Some Dyspraxic folk also have some traits that they share with folk with ADHD.

I think we can also be too good at avoidance strategies for tasks that may trigger memories or past trauma and brain fog can set in. Do you find that if you do something multiple times, that you can load it into long-term memory? Sometimes when I know a task is likely to be a pain I overthink it and endlessly procrastinate while my mind imagines all the many worst case scenarios.

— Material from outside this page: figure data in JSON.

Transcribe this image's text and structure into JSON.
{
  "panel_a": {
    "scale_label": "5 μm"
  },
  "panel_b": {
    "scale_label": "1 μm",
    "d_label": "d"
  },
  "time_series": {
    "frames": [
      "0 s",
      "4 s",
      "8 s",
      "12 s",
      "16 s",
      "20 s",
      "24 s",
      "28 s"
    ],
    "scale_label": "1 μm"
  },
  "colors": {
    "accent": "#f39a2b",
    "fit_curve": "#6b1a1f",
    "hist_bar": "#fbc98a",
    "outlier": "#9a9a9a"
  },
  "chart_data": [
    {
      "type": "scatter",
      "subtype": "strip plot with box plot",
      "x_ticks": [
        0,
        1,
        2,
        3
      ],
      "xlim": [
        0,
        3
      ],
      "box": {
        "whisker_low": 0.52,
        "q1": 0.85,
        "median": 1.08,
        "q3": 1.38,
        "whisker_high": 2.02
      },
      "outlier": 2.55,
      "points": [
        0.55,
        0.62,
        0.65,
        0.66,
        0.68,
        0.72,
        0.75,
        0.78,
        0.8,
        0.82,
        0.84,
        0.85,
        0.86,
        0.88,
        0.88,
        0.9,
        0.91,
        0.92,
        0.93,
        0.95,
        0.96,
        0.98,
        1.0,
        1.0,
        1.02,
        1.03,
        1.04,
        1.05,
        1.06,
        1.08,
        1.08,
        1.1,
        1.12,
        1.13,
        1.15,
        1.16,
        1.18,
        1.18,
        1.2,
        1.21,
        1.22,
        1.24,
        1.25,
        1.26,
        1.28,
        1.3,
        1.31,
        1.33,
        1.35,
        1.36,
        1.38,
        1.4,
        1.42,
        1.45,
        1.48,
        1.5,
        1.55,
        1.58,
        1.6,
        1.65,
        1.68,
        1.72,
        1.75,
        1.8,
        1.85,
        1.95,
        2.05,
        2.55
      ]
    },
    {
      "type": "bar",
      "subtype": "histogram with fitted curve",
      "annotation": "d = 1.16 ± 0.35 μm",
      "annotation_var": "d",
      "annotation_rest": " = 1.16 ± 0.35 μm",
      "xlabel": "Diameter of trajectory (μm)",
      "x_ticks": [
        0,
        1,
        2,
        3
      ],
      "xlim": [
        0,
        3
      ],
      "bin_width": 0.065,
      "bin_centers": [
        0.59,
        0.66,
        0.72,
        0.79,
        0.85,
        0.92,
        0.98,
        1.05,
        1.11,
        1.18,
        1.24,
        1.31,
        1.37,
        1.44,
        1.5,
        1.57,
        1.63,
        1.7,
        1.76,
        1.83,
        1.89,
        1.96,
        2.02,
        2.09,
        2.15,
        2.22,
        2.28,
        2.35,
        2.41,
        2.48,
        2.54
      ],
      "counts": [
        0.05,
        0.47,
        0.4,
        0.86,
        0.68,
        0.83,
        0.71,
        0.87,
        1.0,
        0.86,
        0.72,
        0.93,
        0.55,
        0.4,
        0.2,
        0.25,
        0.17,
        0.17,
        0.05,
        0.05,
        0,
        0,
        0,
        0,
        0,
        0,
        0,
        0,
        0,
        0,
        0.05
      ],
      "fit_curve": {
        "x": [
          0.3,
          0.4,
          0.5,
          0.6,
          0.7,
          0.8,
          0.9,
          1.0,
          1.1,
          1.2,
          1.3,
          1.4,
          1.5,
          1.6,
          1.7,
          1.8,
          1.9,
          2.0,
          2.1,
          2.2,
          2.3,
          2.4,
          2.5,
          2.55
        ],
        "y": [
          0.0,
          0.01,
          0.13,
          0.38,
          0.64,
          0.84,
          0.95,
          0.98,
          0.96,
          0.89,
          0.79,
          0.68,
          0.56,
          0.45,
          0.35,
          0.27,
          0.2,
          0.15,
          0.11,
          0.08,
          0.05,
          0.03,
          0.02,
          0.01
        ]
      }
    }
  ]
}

If I ring up they will not listen or want to be bothered, I won't be able to correctly convey the info they need and/or I will be fobbed off

Dyspraxia doesn't affect intelligence but the effect it has in respect us not remembering simple steps and/or muddling tasks and the resultant crisis of confidence makes us look anything but, Others' reaction (or our perception of these) compounds our feeling that we're stupid. Even though we aren't.

We're often super hard on ourselves for these things. We see the bigger picture and/or get scared by the amount of minutiae and panic sets in. A lot of people forget the cognitive aspects of Dyspraxia and see it only as lack of coordination of gross and fine motor movement.

Find ways to break tasks down and accept things will take longer, avoid panic. It is not your fault. You are NOT lazy or stupid, for how you feel!
Tom
Moderator/Administrator

With a foot full of bullets I tried to run faster but I just hobbled on to the next disaster.